Confirming the confusion over how to tighten, officials discussed “some general trade-offs inherent in various scenarios for the future recalibration of the APP and, in particular, the choice between the pace and the intended duration.” Furthermore, “benefits from a longer intended purchase horizon, combined with a greater reduction in the pace, were compared with those from a shorter period of purchases and larger monthly volume.”

Policymakers also expressed concern about speed of recent euro appreciation and exchange-rate volatility, even if, as noted above, they could not agree on what had caused it.

Separately, the Minutes noted that the third priority for the ECB's forward guidance was the Euro, emphasizing that: "the recent volatility in the exchange rate represented a source of uncertainty, requiring close monitoring with regard to possible implications for the medium-term outlook for price stability"

"More generally, the point was again made that the overall degree of accommodation was determined by the combination of all the monetary policy measures deployed by the ECB and that the Governing Council’s assessment of progress regarding a sustained adjustment in the path of inflation should apply to the overall design and direction of the ECB’s monetary policy stance as a whole, and not with reference to any particular instrument in isolation, such as the duration and pace of APP purchases."

In other words, if and when the EURUSD spikes or tumbles, the ECB vows that it will rush right in to mitigate any volatility, in hopes of avoiding said volatility in the first place. No surprise then, that the EURUSD is unchanged on today's minutes.

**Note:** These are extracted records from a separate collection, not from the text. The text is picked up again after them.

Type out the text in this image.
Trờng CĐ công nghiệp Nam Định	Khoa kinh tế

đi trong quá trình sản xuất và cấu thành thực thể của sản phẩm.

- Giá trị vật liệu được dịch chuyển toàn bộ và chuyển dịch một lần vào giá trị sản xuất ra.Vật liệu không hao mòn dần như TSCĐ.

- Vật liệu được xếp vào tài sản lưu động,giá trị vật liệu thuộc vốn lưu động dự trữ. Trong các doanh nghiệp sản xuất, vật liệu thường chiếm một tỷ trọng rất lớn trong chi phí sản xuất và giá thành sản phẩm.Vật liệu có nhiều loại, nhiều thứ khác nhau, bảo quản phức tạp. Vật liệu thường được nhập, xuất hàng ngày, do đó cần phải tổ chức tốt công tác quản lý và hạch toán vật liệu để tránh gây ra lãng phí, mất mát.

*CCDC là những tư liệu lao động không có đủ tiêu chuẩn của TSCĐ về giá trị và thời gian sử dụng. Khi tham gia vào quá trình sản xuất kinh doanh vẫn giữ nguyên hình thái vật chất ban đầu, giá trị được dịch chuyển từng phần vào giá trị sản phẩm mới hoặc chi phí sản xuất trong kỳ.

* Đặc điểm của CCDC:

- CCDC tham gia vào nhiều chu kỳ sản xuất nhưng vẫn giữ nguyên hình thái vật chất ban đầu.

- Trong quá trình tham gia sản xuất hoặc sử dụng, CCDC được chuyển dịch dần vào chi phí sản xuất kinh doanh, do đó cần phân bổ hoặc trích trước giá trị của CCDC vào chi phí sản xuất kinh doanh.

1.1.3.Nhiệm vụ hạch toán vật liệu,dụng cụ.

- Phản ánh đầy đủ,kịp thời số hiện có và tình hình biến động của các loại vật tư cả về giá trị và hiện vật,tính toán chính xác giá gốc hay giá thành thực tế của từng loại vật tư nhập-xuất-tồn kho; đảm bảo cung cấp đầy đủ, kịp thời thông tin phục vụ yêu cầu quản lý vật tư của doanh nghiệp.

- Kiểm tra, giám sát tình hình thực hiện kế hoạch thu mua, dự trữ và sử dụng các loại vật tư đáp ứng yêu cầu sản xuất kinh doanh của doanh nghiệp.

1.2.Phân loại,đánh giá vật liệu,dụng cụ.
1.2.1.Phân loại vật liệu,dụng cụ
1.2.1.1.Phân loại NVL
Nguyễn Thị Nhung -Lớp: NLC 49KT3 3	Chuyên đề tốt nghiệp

Separately, ECB board member Benoit Coeure discussed volatility in asset purchases for individual countries in the Sept. 6-7 policy meeting, focusing on the recent debate whether the ECB was actively deviating from its capital key. Coeure recalled that ECB has some flexibility in implementing QE. As the minutes clarify, the ECB decided to spread reinvestment of proceeds from French bonds maturing in July 2017 over several months, which temporarily caused a decline in share of French bonds in net purchases and a perceived over-allocation for other countries. “This outcome had been misinterpreted by some market participants as an active policy choice by the ECB, which was not the case.” 

The discussion is meant to address debate over the ECB's deviation from its capital key limits, although should the ECB continue QE at its current pace, diplomatic explanations will not work very soon as - without any notable changes to the QE program - the ECB will soon run out of eligible Bunds to monetize.